Öğrenim hayatı boyunca başarılı bir öğrenci olarak kendini gösterir. Ancak ailenin maddi durumu elvermediğinden üniversiteye devam edemez, bankada çalışmaya başlar.

1899’da Elspeth Thomson ile evlenir. Bir erkek çocukları olur. Alastair adını verdikleri bu çocuğun tek gözü doğuştan görmemektedir ve kısa hayatı boyunca çok ciddi hastalıklardan mustarip olmuştur.

Grahame erken yaşta emekli olur, Cookham’a dönerler. Burada Alastair’e uyumadan önce anlattığı hikâyeler, Söğütlükte Rüzgâr kitabının temelini oluşturur. Alastair, 20 yaşına girmesine 5 gün kala tren raylarına atlayarak intihar eder.
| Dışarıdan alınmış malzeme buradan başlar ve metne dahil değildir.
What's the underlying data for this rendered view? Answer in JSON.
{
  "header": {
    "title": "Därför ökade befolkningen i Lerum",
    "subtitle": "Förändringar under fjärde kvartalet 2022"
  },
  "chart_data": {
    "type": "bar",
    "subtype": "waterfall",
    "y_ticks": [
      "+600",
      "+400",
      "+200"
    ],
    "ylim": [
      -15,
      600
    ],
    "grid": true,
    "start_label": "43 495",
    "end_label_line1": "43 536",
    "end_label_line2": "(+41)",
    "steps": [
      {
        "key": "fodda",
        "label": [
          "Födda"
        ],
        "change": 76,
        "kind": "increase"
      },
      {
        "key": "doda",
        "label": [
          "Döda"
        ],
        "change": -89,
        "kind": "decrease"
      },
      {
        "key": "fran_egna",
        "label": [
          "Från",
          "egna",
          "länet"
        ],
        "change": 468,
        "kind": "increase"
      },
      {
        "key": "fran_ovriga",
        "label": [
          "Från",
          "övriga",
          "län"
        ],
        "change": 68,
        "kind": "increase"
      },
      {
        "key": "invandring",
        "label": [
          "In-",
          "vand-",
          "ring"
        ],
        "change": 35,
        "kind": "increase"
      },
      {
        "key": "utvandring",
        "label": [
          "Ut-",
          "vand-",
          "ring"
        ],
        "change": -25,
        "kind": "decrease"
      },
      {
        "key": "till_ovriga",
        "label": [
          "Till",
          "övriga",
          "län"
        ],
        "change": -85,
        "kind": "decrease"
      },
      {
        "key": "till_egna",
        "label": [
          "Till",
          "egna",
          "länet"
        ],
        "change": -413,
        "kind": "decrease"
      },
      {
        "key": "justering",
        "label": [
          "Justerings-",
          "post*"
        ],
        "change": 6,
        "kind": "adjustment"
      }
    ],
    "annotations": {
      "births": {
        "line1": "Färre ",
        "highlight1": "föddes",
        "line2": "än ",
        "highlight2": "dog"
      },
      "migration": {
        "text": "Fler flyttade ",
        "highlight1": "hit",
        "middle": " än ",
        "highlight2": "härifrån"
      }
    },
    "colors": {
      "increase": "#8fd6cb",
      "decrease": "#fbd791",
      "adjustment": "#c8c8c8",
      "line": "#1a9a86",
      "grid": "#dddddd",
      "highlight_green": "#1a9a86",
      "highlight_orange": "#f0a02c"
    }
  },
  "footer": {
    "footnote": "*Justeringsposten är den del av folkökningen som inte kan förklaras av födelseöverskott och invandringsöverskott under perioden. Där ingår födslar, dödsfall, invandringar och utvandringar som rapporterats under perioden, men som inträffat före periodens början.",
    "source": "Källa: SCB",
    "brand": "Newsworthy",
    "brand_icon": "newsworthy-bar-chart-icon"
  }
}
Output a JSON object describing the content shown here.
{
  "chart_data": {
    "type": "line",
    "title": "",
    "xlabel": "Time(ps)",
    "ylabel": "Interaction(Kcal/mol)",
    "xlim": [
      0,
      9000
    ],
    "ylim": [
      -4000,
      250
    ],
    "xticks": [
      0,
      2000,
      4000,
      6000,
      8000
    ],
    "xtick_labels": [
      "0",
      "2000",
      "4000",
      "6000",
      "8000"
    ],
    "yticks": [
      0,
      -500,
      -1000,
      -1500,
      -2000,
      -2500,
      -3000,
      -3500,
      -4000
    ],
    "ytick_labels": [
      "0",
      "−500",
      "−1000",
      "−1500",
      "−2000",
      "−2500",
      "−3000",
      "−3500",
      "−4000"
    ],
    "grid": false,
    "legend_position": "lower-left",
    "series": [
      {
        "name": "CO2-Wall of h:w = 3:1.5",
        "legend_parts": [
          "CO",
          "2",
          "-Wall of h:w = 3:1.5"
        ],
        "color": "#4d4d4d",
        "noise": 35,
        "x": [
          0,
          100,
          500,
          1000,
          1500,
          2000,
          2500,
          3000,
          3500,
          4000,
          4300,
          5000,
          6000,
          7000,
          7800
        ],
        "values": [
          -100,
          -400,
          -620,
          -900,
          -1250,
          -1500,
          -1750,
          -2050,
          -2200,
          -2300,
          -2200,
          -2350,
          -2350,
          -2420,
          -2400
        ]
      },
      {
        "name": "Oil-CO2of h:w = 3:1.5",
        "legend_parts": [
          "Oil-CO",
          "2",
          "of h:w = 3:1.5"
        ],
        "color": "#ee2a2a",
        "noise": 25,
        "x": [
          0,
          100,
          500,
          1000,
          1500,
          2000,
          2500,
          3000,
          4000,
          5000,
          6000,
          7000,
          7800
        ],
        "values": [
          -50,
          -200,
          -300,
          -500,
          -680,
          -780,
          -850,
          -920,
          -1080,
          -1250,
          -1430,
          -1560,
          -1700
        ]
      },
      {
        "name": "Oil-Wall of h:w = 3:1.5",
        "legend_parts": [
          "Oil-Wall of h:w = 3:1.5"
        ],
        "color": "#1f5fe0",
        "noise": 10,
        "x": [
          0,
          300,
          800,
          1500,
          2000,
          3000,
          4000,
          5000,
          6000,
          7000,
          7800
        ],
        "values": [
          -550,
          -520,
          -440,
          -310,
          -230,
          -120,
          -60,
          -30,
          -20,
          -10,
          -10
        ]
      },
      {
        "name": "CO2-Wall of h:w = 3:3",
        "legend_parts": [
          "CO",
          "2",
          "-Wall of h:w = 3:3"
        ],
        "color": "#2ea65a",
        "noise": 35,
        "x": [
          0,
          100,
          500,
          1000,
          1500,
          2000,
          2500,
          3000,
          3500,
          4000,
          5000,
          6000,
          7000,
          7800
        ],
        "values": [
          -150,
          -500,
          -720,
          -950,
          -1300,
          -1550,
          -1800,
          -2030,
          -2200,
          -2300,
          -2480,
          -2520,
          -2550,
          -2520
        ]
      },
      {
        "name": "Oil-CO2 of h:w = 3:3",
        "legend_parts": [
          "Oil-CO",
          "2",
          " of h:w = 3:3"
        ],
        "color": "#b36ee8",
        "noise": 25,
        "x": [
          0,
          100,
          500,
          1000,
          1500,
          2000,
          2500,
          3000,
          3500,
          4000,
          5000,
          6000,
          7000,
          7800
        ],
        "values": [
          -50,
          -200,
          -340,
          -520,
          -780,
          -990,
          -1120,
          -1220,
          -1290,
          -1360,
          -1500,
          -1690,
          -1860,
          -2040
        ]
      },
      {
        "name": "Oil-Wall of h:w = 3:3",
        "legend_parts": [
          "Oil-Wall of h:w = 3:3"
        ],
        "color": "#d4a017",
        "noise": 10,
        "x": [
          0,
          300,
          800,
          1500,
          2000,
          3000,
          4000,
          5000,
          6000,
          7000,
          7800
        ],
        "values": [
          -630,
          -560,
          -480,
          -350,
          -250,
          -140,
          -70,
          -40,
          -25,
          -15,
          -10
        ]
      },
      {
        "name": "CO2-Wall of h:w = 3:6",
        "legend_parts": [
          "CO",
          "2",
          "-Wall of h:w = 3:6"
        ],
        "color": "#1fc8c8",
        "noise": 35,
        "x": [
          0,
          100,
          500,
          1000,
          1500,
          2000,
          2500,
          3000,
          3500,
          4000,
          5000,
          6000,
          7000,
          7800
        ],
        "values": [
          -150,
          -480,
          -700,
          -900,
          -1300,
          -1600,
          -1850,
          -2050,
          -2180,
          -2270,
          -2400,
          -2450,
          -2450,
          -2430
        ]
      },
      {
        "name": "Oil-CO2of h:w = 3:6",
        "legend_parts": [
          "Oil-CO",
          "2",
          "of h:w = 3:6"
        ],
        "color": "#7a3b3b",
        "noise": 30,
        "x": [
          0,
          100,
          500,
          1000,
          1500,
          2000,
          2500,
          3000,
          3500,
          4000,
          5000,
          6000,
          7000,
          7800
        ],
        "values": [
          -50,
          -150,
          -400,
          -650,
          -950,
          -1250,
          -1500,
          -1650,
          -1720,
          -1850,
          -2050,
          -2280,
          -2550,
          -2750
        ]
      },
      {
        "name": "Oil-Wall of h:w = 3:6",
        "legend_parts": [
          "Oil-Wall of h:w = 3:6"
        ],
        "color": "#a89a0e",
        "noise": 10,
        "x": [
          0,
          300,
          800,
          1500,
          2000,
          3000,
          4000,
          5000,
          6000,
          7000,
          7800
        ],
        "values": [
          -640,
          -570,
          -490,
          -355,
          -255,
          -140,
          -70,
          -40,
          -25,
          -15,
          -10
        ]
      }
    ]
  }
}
Alastair’in ölümü kayıtlara “kaza sonucu ölüm” olarak geçirilir.

Grahame 6 Temmuz 1932’de Berkshire’da hayatını kaybeder. Kendisi gibi yazar olan kuzeni, mezar taşına şöyle yazdırır:

“Nehrin öte yakasına 6 Temmuz 1932’de geçen, çocukluğu ve edebiyatı her zamankinden de kutsal hale getiren, Elspeth’in kocası ve Alastair’in babası Kenneth Grahame’in güzel anısına…”

Altın Çağ, ilk kez 1895’te yayımlanır. Kitaptaki bölümlerin bazıları daha öncesinde gazetelerde yayımlanmıştır. Okurlar tarafından ilgiyle karşılanan eserin kendi türünün klasikleri arasına gireceğine kesin gözüyle bakılmıştır. Şair, romancı ve eleştirmen Algernon Charles Swinburne, Daily Chronicle’daki köşesinde “Yeteri kadar nasıl övebileceğimi bilmediğim çok az sayıda kitaptan biri,” diye yazmıştır.

Grahame’in Altın Çağ’daki hayal gücünün ve benzetmelerinin kaynağı antik Yunan mitolojisidir. Kitapta anıları anlatılan çocuklar, çevrelerindeki yetişkinleri “Olimposlular” olarak adlandırır. “Argonotlar” başlıklı bölümdeyse Yunan mitolojisinin figürlerinden Perseus, Apollo ve Psyche’ye göndermeler vardır. Kitaptaki çocuklar, çocukluğun neye benzediğini unutmuş Olimposlularla devamlı çatışma halinde oldukları bir dünyada yaşarlar.

Altın Çağ’daki çocukların yaşamı, Grahame’in çocukluğuyla pek çok paralellik taşır. Kitabın esas teması çocukluk ve yetişkinlik arasındaki kapanmaz boşluk ve belirgin zıtlıklardır. Çocukların çoğu zengin bir hayal gücü ve sınırsız bir macera tutkusuna sahiptir; hatta bunlar, çocukluk çağının en temel özelliklerindendir. Ancak insanlar, yıllar geçtikçe bu özellikleri kaybeder. Dünyaya çok farklı iki pencereden bakan çocuklar ve yetişkinlerin düşünceleri arasındaki mesafe, bu kitabın ele aldığı temel konudur.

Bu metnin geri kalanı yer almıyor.